Because customer consent is often the visible event while identity governance sits behind the scenes, open banking programs frequently discover gaps only when partner access needs to be removed quickly. That is why many teams use the broader NHI lifecycle guidance in the Ultimate Guide to NHIs — Key Challenges and Risks to align onboarding, access review, and offboarding workflows.
Why It Matters in NHI Security
Open banking access expands the identity surface because third-party applications can hold the same operational power as internal services once a token or certificate is issued. NHIMG research shows that 92% of organisations expose NHIs to third parties, underscoring how partner-connected identity sprawl becomes a supply-chain security issue when revocation is slow or incomplete. If a bank cannot answer who owns a partner credential, what it can access, and when it expires, it cannot reliably contain compromise or prove least privilege.
The security risk is not just unauthorised access, but also stale permissions, mis-scoped consent, and weak offboarding when a partner app is abandoned or replaced. The 52 NHI Breaches Analysis reinforces a consistent pattern: identities that were meant to be temporary or delegated become persistent attack paths when governance breaks down. Organisationally, the issue becomes unavoidable after a partner breach, suspicious API activity, or a customer complaint reveals that access continued long after consent should have ended, at which point open banking access must be remediated as an identity incident.
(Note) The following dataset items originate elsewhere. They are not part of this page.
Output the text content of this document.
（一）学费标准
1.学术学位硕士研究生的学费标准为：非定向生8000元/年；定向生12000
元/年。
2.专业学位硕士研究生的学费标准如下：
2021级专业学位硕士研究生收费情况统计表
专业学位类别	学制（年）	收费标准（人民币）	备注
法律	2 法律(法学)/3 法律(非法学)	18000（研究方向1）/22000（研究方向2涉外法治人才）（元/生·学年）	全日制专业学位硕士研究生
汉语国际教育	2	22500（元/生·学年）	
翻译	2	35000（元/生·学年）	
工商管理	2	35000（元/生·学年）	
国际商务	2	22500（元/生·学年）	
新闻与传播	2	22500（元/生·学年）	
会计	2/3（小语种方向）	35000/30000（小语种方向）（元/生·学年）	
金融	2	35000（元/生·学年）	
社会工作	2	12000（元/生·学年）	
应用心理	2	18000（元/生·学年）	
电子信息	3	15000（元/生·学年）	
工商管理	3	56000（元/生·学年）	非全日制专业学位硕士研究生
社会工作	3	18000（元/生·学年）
Standards & Framework Alignment
This section maps relevant standards and security frameworks to the operational risks and controls described in this guidance.
OWASP Non-Human Identity Top 10 address the attack and risk surface, while NIST Zero Trust (SP 800-207) and NIST CSF 2.0 set the governance and control requirements practitioners need to meet.
| Framework | Control / Reference | Relevance |
|---|---|---|
| OWASP Non-Human Identity Top 10 | NHI-02 | Covers non-human identity secrets, tokens, and lifecycle weaknesses in delegated access. |
| NIST Zero Trust (SP 800-207) | AC-4 | Open banking access depends on enforced least privilege and continuous authorization decisions. |
| NIST CSF 2.0 | PR.AC-1 | This term depends on identity and access management for external entities and API consumers. |
Apply least privilege to API scopes and continuously verify partner access before each transaction.